If upstream wants patches so badly they can download the tar-ball provided by Apple, diff the two source trees and document, and submit those patches to the upstream. It is not the companies responsibility to do so. The GPL only states that it MUST make the source code and its changes available.

KaeseEs · on Aug 28, 2010

While LLVM isn't a fork and doesn't quite fit the model of the gnumacs/xemacs, gcc/egcs, glibc/linuxlibc &c. from years gone by, I do hope the new competition in the free compiler space will spur improvement and innovation in both projects. I would almost expect not only the state of free compilers, but the health of GCC itself, to be better with a viable competitor in LLVM and clang than without.

cpr · on Aug 28, 2010

Seems to me (an old compiler guy in previous lives, but not necessarily up to date technically) that LLVM has really taken the momentum from the GCC project, since they're starting afresh, and generally being more approachable.

Perhaps someone with technical experience with both internals could comment?

froydnj · on Aug 28, 2010

Disclaimer up-front: my day job is hacking on GCC and related GNU pieces of infrastructure, so that colors my opinions somewhat. I speak only for myself, not for my employer.

My level of experience in both: I hacked a specialized LLVM inlining pass in graduate school. I've written two middle-end passes for GCC and tweaked GCC's inliner in similar, though less invasive, ways. I found the level of difficulty to be similar between the two projects.

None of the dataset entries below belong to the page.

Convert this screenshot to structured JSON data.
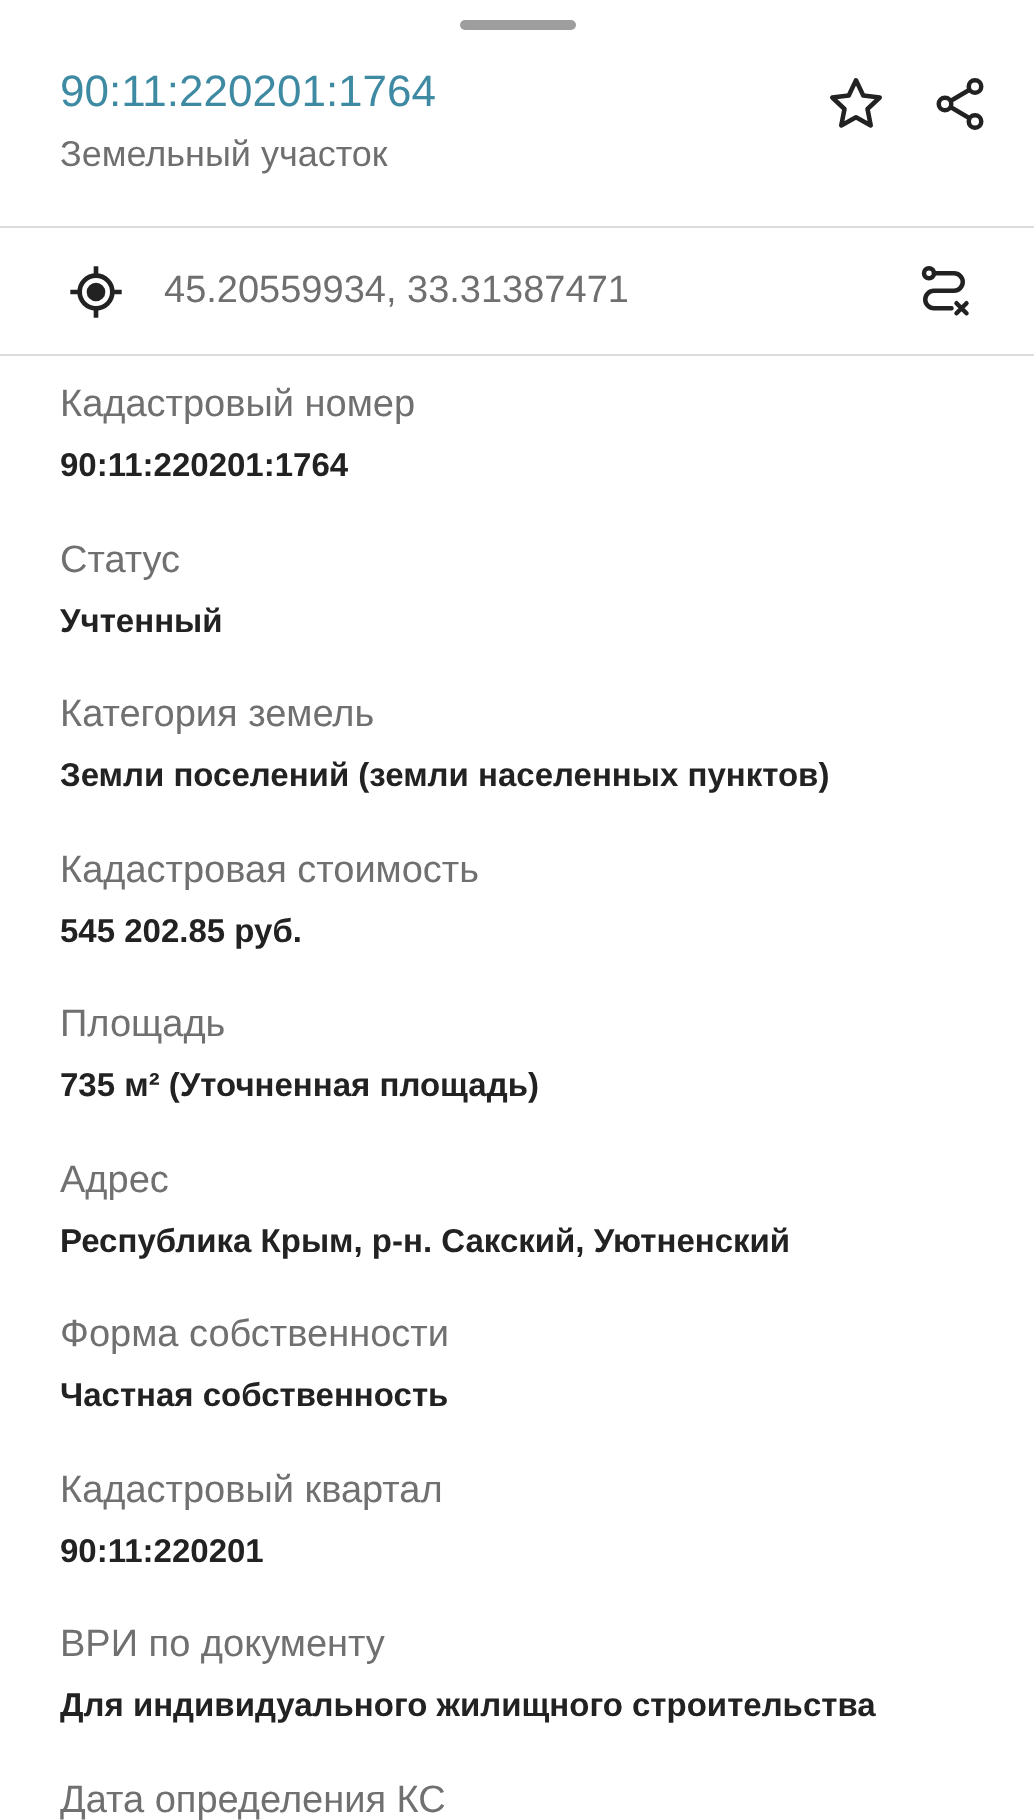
{
  "header": {
    "title": "90:11:220201:1764",
    "subtitle": "Земельный участок"
  },
  "coordinates": "45.20559934, 33.31387471",
  "fields": [
    {
      "label": "Кадастровый номер",
      "value": "90:11:220201:1764"
    },
    {
      "label": "Статус",
      "value": "Учтенный"
    },
    {
      "label": "Категория земель",
      "value": "Земли поселений (земли населенных пунктов)"
    },
    {
      "label": "Кадастровая стоимость",
      "value": "545 202.85 руб."
    },
    {
      "label": "Площадь",
      "value": "735 м² (Уточненная площадь)"
    },
    {
      "label": "Адрес",
      "value": "Республика Крым, р-н. Сакский, Уютненский"
    },
    {
      "label": "Форма собственности",
      "value": "Частная собственность"
    },
    {
      "label": "Кадастровый квартал",
      "value": "90:11:220201"
    },
    {
      "label": "ВРИ по документу",
      "value": "Для индивидуального жилищного строительства"
    },
    {
      "label": "Дата определения КС"
    }
  ]
}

Other people may have different opinions. I remember reading a claim of a graduate school project that tried for four months to get started on a middle-end optimization pass in GCC and got nowhere; after switching to LLVM, they made progress in a month or so. Personally, I think that meant they weren't trying very hard with GCC.

KaeseEs · on Aug 28, 2010

Given your experience with both, what would you consider the pain points of getting a grasp of each when looking to contribute? I know when I looked at GCC, the mix of custom manual memory management (gcc_free and pals), semi-automatic management via obstacks, and automatic management via garbage collection seemed baroque and frightening.

froydnj · on Aug 29, 2010

I don't have a good sense of pain points in LLVM; the inliner hacking was a while ago, I don't remember many of the details, and LLVM has surely changed quite a bit since then.

As for GCC, I think the pain points are twofold: the documentation for the middle-end is somewhat scattered. I honestly think enough information for figuring things out is present, it's just not always obvious where to look. There are lots of other passes to look at too, which can be extremely helpful. Assumptions of the interface, or side-effects, are not always stated, which can be surprising at times. The other pain point is contributing upstream: you're going to get dinged on formatting, documentation (usually just "did you do it"; the review is generally not as thorough as say, GDB's documentation review), compilation time, etc. etc.

Also, GCC's hash tables (htab_t) are a pain to use correctly.

Of course, my experience is somewhat slanted towards the middle-end; the set of pain points is somewhat different if you are working in the front-end or the back-end. And my set of pain points from the middle-end might be different if I had worked on different optimization passes. (My passes cared very little about things like aliasing, for instance.)

It's surprising to me that you mention memory management as a pain point, though I can see how the variety can be bewildering. The only distinction that really matters is between GC'd and non-GC'd memory. obstacks and alloc pools are only ways of providing specialized malloc interfaces. A useful rule of thumb is that if your data is only needed for one pass of the compiler, then you can allocate it any way you like; if the data is longer-lived than that, it needs to go in GC'd memory. I can elaborate if you'd like, but that's the basic idea.

FWIW, I agree that the whole GC system is somewhat baroque. The GC was a decent solution to an engineering problem and the whole mechanism nicely solved memory management problems and provided the basis for precompiled headers, but it causes problems in other ways nowadays and trying to get rid of it would be a huge effort.